His fangs retreated back where they came from.
    Kevin finished his beer and stood.
    “I gotta go, Rich.
See you around, okay.”
He clapped Richard on the shoulder.
    Kevin walked for the door, which now was blocked by several of the celebrants.
Two dozen men, women and children were striding very purposely in his direction.
    Kevin backed up until he bumped into Richard.
    “I’m sorry, Kevin.
My fellows have decided – you are too good of a player to let off the team.”

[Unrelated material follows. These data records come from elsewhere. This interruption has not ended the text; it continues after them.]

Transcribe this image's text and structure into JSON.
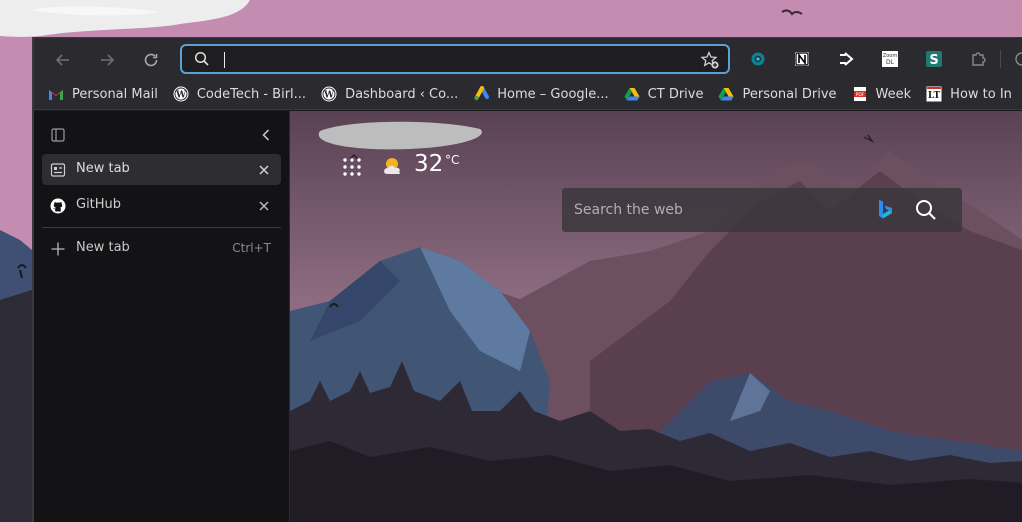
{
  "address_bar": {
    "value": "",
    "placeholder": ""
  },
  "bookmarks": [
    {
      "label": "Personal Mail",
      "icon": "gmail-icon"
    },
    {
      "label": "CodeTech - Birl...",
      "icon": "wordpress-icon"
    },
    {
      "label": "Dashboard ‹ Co...",
      "icon": "wordpress-icon"
    },
    {
      "label": "Home – Google...",
      "icon": "google-ads-icon"
    },
    {
      "label": "CT Drive",
      "icon": "google-drive-icon"
    },
    {
      "label": "Personal Drive",
      "icon": "google-drive-icon"
    },
    {
      "label": "Week",
      "icon": "pdf-icon"
    },
    {
      "label": "How to In",
      "icon": "lt-icon"
    }
  ],
  "sidebar": {
    "tabs": [
      {
        "label": "New tab",
        "icon": "new-tab-page-icon",
        "active": true
      },
      {
        "label": "GitHub",
        "icon": "github-icon",
        "active": false
      }
    ],
    "new_tab": {
      "label": "New tab",
      "shortcut": "Ctrl+T"
    }
  },
  "newtab_page": {
    "weather": {
      "temperature": "32",
      "unit": "°C",
      "icon": "partly-sunny-icon"
    },
    "search": {
      "placeholder": "Search the web"
    }
  },
  "colors": {
    "sky": "#c38cb0",
    "address_border": "#5aa1d6",
    "toolbar": "#2b2b2f",
    "sidebar": "#131215"
  }
}
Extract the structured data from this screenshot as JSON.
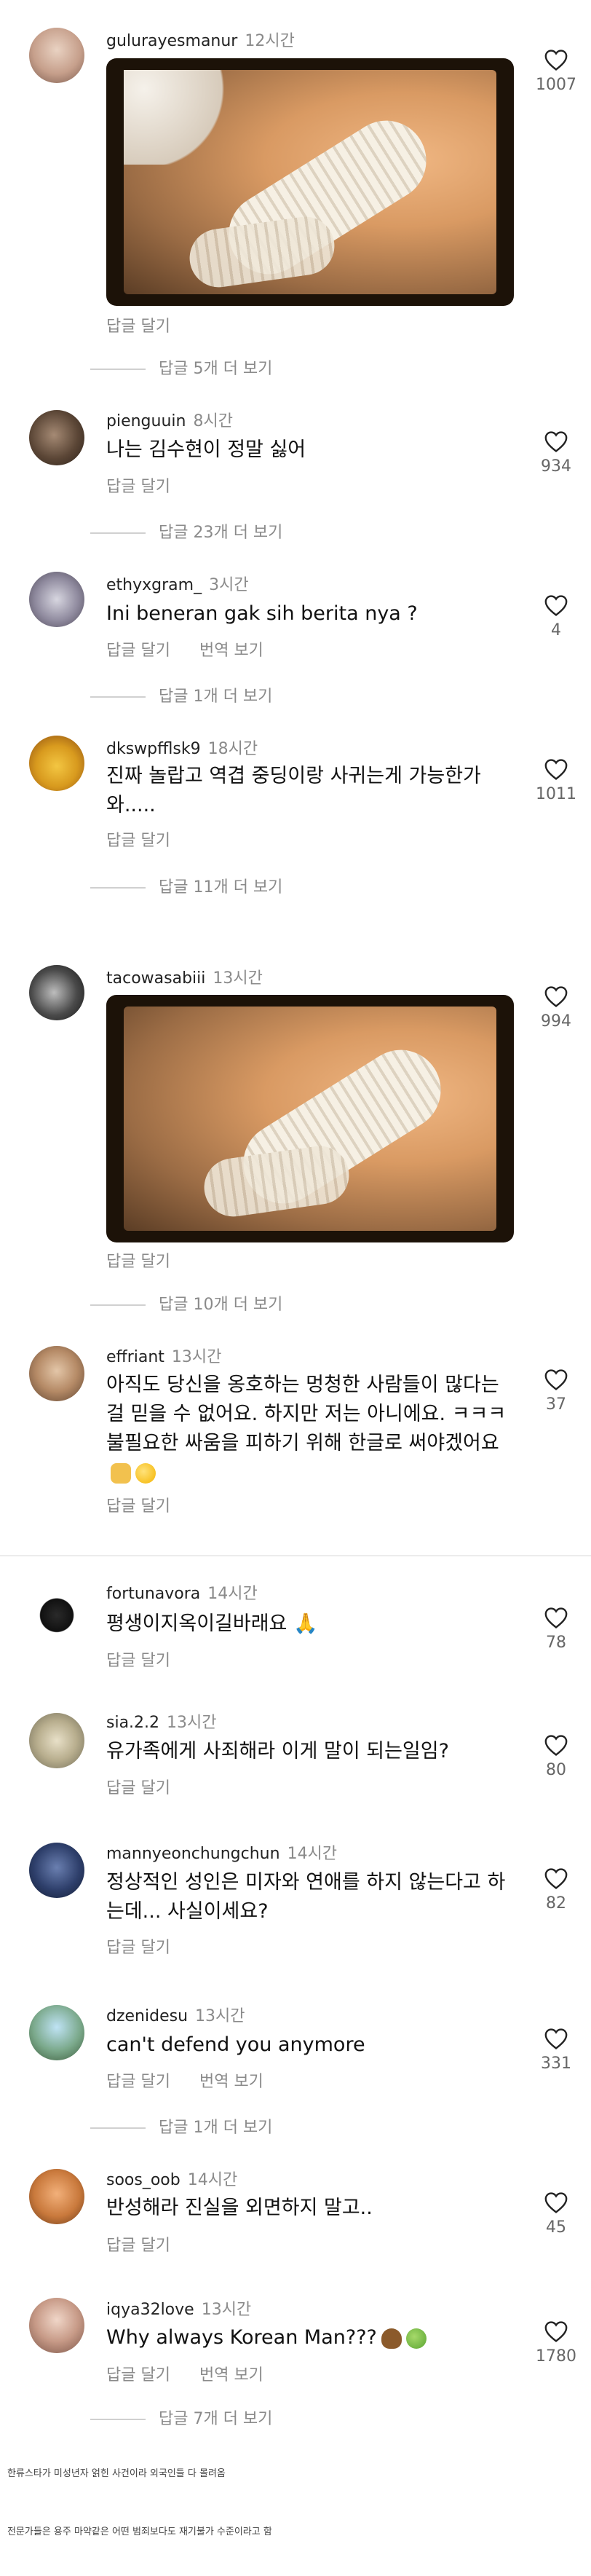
{
  "colors": {
    "secondary_text": "#8a8a8a",
    "divider": "#ececec"
  },
  "icons": {
    "like": "heart-outline-icon"
  },
  "comments": [
    {
      "username": "gulurayesmanur",
      "time": "12시간",
      "text": "",
      "has_image": true,
      "reply": "답글 달기",
      "translate": "",
      "more": "답글 5개 더 보기",
      "likes": "1007"
    },
    {
      "username": "pienguuin",
      "time": "8시간",
      "text": "나는 김수현이 정말 싫어",
      "reply": "답글 달기",
      "translate": "",
      "more": "답글 23개 더 보기",
      "likes": "934"
    },
    {
      "username": "ethyxgram_",
      "time": "3시간",
      "text": "Ini beneran gak sih berita nya ?",
      "reply": "답글 달기",
      "translate": "번역 보기",
      "more": "답글 1개 더 보기",
      "likes": "4"
    },
    {
      "username": "dkswpfflsk9",
      "time": "18시간",
      "text": "진짜 놀랍고 역겹 중딩이랑 사귀는게 가능한가 와.....",
      "reply": "답글 달기",
      "translate": "",
      "more": "답글 11개 더 보기",
      "likes": "1011"
    },
    {
      "username": "tacowasabiii",
      "time": "13시간",
      "text": "",
      "has_image": true,
      "reply": "답글 달기",
      "translate": "",
      "more": "답글 10개 더 보기",
      "likes": "994"
    },
    {
      "username": "effriant",
      "time": "13시간",
      "text": "아직도 당신을 옹호하는 멍청한 사람들이 많다는 걸 믿을 수 없어요. 하지만 저는 아니에요. ㅋㅋㅋ 불필요한 싸움을 피하기 위해 한글로 써야겠어요",
      "reply": "답글 달기",
      "translate": "",
      "more": "",
      "likes": "37"
    },
    {
      "username": "fortunavora",
      "time": "14시간",
      "text": "평생이지옥이길바래요 🙏",
      "reply": "답글 달기",
      "translate": "",
      "more": "",
      "likes": "78"
    },
    {
      "username": "sia.2.2",
      "time": "13시간",
      "text": "유가족에게 사죄해라 이게 말이 되는일임?",
      "reply": "답글 달기",
      "translate": "",
      "more": "",
      "likes": "80"
    },
    {
      "username": "mannyeonchungchun",
      "time": "14시간",
      "text": "정상적인 성인은 미자와 연애를 하지 않는다고 하는데... 사실이세요?",
      "reply": "답글 달기",
      "translate": "",
      "more": "",
      "likes": "82"
    },
    {
      "username": "dzenidesu",
      "time": "13시간",
      "text": "can't defend you anymore",
      "reply": "답글 달기",
      "translate": "번역 보기",
      "more": "답글 1개 더 보기",
      "likes": "331"
    },
    {
      "username": "soos_oob",
      "time": "14시간",
      "text": "반성해라 진실을 외면하지 말고..",
      "reply": "답글 달기",
      "translate": "",
      "more": "",
      "likes": "45"
    },
    {
      "username": "iqya32love",
      "time": "13시간",
      "text": "Why always Korean Man???",
      "reply": "답글 달기",
      "translate": "번역 보기",
      "more": "답글 7개 더 보기",
      "likes": "1780"
    }
  ],
  "footer": {
    "line1": "한류스타가 미성년자 얽힌 사건이라 외국인들 다 몰려옴",
    "line2": "전문가들은 용주 마약같은 어떤 범죄보다도 재기불가 수준이라고 함"
  }
}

His fangs were fully extended and his eyes had that yellowish glow.
    Faced with this moment he always feared, Kevin felt supernaturally calm.
    “This was never really about helping me was it?
You just wanted me to help your team.”
    “We did want to help you, Kevin.
But you can’t blame us if we helped ourselves in the bargain.”
Richard smiled and saliva dripped from his fangs.
    Kevin pointed to the bartender, whose fangs were showing as well.
“At least let a brother be turned by her,” he said.
    Richard nodded.
The bartender flew over the bar.
She and Kevin went off to a private room where she kissed Kevin with an animal intensity and allowed him to make love to her.
At the height of their passions she made him one of the undead.
    Kevin divorced Audrey and sees his daughter every weekend, Kevin being careful to stay indoors until it gets dark outside.
He married the bartender, Venus, thoroughly enjoying the company of a woman who sucks the life out of other men, not him.
    The UnHoly Rollers continue to play and win championships but after their last title Howard Fineman ran into a wooden stake held by a vampire hunter in Argentina.
Howard was down there looking for a new market for the rubber sole shoes he manufactured.
    The UnHoly Rollers are looking for a new fellow.
Are you an excellent bowler with minimal prejudices?
If so, there is room for you on the team.